Tracing the changing relationship of media and war, Dr Boichak observed that there have been keystone moments of technological breakthroughs, from the invention of photographs, telegraphs, radio, television, to the growing adoption of internet and social media. These developments have all brought war closer to civilians; efforts at censorship had still been employed up until the early 2000s through controlling informational flows, but this is no longer feasible in the current hyperconnected battlefield. Rather, the representation, perception, participation, and memorialisation of conflict can all now exist outside official narratives and perspectives. They are a battlefield of their own, intertwined with the battlefield of reality.

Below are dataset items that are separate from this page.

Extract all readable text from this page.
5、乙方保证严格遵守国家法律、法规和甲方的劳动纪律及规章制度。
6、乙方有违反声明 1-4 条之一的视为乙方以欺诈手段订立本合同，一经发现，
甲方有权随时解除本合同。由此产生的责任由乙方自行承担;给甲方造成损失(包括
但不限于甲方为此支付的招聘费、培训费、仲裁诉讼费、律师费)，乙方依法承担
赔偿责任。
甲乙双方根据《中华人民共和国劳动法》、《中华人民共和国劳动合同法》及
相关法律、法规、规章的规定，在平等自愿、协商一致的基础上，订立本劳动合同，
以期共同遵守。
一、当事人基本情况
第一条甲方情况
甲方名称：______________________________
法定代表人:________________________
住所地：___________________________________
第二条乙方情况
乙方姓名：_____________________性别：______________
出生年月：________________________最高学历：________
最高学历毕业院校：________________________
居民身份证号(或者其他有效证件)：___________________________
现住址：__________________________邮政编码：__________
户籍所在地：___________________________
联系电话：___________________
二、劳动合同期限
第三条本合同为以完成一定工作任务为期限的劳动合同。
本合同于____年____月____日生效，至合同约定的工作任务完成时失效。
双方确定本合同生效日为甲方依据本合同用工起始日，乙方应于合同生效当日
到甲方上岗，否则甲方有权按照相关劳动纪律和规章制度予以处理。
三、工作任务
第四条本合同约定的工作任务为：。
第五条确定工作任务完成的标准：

Dr Boichak offered insights on the participatory modalities within this digital, global battlefield. Participation by Ukrainians has been through being digital witnesses to events, contributing to open-source intelligence, and organising crowd funding efforts for humanitarian aid and Ukrainian resistance. Beyond Ukraine, participation by the global audience has included information dissemination and ‘hacktivism’ projects such as ‘Play for Ukraine’ aiming to knock Russian websites offline.

Dr Boichak observed that, whilst victory on the digital battlefield may not mean a victory on the Ukrainian battlefield, it could still significantly facilitate a point of entry into the modes, expressions, and experiences of warfare in a global society. For the international community as well as Ukraine itself, this has at least led to an understanding of the war beyond the Russian propaganda of Ukraine as Russo-phobic, fascist, or a failed — even illegitimate— state.

In response to questions, Dr Boichak acknowledged that there have been long-standing differences between the Ukrainian-speaking and Russian-speaking populations of Ukraine, corresponding to an east-west divide and religious differences. She noted however that a majority of Russian speakers had voted for the Zelensky government, and was dismissive of claims that Russian speakers had long suffered discrimination in such areas as education.